Food stamp caseloads over the business cycle.

AuthorZiliak, James P.
PositionIllustration
  1. Introduction

    The onset of the current economic downturn following the longest expansion in U.S. history has renewed interest in the role of automatic stabilizers designed to insure households against negative cyclical income shocks. This system of income and consumption stabilizers includes, among others, the individual income tax and the panoply of social insurance programs, such as unemployment insurance and the Food Stamp Program. While the income tax and unemployment insurance have received recent attention (Gruber 1997; Auerbach and Feenberg 2000; Kniesner and Ziliak 2002a, b), little is known about the role of food stamps as an automatic stabilizer even though the program served over 27 million Americans at its peak in 1994. This gap in the literature is particularly acute in light of passage of the Personal Responsibility and Work Opportunity Reconciliation Act of 1996 (Welfare Reform Act), which introduced new rules on cash-assistance recipients and thus the nearly half of food stamp recipients who also receive ca sh welfare. Moreover, the 1996 welfare reform also had a direct administrative effect on the Food Stamp Program by ending the eligibility of some recipients, reducing average benefit levels, and requiring states to replace paper coupons with Electronic Benefit Transfer cards. Importantly, the Welfare Reform Act also eliminated the entitlement status of the main cash-welfare program, Aid to Families with Dependent Children (AFDC), thus positioning food stamps as a more prominent countercyclical consumption stabilizer.

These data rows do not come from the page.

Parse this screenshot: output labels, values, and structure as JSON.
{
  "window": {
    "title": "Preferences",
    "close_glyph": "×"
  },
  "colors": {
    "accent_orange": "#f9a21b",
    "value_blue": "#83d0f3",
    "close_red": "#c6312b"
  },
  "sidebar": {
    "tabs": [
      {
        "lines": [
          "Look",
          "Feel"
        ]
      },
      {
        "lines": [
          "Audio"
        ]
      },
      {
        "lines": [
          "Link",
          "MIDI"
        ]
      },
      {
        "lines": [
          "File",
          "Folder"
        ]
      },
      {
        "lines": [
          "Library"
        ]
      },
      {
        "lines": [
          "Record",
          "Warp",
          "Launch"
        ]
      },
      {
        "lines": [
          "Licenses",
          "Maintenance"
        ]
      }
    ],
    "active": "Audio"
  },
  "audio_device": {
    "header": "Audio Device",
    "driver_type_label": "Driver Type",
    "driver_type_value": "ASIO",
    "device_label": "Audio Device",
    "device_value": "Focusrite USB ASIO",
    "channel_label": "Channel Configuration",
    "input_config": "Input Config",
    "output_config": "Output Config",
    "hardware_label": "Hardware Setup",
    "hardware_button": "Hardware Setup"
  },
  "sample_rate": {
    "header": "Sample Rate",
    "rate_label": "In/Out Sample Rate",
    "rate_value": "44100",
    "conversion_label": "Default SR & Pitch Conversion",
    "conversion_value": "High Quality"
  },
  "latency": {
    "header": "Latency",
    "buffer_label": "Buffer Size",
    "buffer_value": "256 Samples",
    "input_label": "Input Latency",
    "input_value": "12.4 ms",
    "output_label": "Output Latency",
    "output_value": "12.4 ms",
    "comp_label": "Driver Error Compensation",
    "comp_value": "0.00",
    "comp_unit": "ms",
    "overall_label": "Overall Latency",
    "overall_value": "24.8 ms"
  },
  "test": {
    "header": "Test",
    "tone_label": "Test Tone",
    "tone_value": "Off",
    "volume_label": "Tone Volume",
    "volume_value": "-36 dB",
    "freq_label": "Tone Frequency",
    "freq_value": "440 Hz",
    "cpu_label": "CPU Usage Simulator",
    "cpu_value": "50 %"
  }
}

    A first task in assessing the possible stabilization role of food stamps in the era of welfare reform is to identify the cyclical sensitivity of food stamp caseloads. If food stamp caseloads are acyclical, then we would expect no role for food stamps in smoothing consumption over the business cycle. If, however, food stamp caseloads are highly cyclical, then food stamps may function as an important antirecessionary tool. By the same token, the new welfare policies may independently affect food stamp caseload movements and interact with the business cycle, thereby altering the possible stabilization role of the program. In this paper, we specify a dynamic model of food stamp caseloads to estimate the responsiveness of the caseload to the business cycle, to welfare policies, and to interactions between the business cycle and welfare policies.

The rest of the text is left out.